Of the four Basquiats on Van de Weghe’s stand, the cross-shaped painting is “the most important we have here,” says the gallery’s Karl Hutter. The painting, which depicts a Christ-like figure, contains two of the artist’s trademark crowns: one in the center of the cross and another hidden at the top of the painting beneath the rust-colored paint. The work previously belonged to the dealer and collector Jan Krugier. It sold at Christie’s in 2013 for $2.85 million (pre-sale estimate: $3-4 million), according to the artnet Price Database.

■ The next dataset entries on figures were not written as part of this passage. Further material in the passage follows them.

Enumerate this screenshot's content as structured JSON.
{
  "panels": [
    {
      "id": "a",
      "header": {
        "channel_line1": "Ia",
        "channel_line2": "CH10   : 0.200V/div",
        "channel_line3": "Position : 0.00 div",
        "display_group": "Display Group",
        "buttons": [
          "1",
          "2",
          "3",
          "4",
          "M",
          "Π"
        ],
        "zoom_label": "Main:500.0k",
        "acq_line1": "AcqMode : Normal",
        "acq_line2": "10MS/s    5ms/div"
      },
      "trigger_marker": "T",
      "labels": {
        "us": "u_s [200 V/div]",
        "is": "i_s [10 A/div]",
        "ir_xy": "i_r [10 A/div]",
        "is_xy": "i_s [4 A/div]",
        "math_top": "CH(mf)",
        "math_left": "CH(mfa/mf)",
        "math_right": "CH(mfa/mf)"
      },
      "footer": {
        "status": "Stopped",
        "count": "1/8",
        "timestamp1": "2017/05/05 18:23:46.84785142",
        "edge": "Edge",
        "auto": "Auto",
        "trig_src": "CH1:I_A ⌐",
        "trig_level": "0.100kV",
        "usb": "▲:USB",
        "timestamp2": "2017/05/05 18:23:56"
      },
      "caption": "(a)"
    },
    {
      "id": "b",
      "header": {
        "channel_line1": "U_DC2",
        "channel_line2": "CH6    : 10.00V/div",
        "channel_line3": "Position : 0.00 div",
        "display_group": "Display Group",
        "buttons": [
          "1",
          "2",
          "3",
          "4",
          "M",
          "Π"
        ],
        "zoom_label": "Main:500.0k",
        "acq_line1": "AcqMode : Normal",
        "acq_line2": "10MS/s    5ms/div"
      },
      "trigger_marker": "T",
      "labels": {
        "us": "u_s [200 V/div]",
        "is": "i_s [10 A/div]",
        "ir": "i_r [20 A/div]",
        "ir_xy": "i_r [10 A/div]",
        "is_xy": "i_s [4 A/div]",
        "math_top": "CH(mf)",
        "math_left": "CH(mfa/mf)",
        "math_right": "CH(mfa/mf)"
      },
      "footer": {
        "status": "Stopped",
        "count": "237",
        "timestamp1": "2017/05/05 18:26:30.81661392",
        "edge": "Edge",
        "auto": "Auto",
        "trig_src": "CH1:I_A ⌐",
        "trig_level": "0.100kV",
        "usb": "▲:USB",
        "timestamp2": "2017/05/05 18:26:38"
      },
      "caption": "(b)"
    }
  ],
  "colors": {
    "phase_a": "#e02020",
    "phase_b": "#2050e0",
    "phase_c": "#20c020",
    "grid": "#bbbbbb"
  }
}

Karl Hutter says that the record-setting sale at Sotheby’s did not inform the gallery’s decision to bring such a deep bench of Basquiats. “Last year we brought three works and sold all three, so that was what informed the decision,” he notes. “We haven’t changed our prices [since the Sotheby’s sale]—I could say all ships rise with the tide, but not as much.” This painting should be the most familiar to Basquiat market-watchers: It sold at auction just over one year ago at Sotheby’s for €2.7 million ($3 million), above its pre-sale estimate of €1-1.5 million.

This painting—the color of a traffic cone—contains references to the cosmic (the earth orbiting the sun) and the atomic (the path of electrons orbiting the nucleus of an atom). The painting’s title refers to the bombing of Hiroshima, an event made possible by early experiments with the element radium. The painting previously sold at Christie’s New York in November 2010 for $1.1 million with premium (pre-sale estimate: $800,000-1.2 million).



That’s right—yet another work from 1982. But this time, it’s on paper, and on offer at a price that’s higher than most major artists from this period will ever see, even for a landmark painting.



Although Basquiat did not make studies, Christophe Van de Weghe is quick to point out this work’s similarity to the record-setting work at Sotheby’s, which was created later that same year. The sharply delineated skull recalls anatomical drawings from Gray’s Anatomy; Basquiat’s mother gave him a copy of the medical book when he was hospitalized after a car crash. This drawing sold at Christie’s in 2014 for £338,500 ($580,318), just under the pre-sale estimate of £350,000-550,000.
Of course, despite the artist’s heavy presence at Art Basel, the Basquiat market’s dizzying heights may not be built to last. As Brett Gorvy told the New York Times before the landmark sale, “There will be a large number of people wanting to sell—and most of what they want to sell will be inferior. You can have a big high and then weaker paintings will pull down the market to a more sane level.”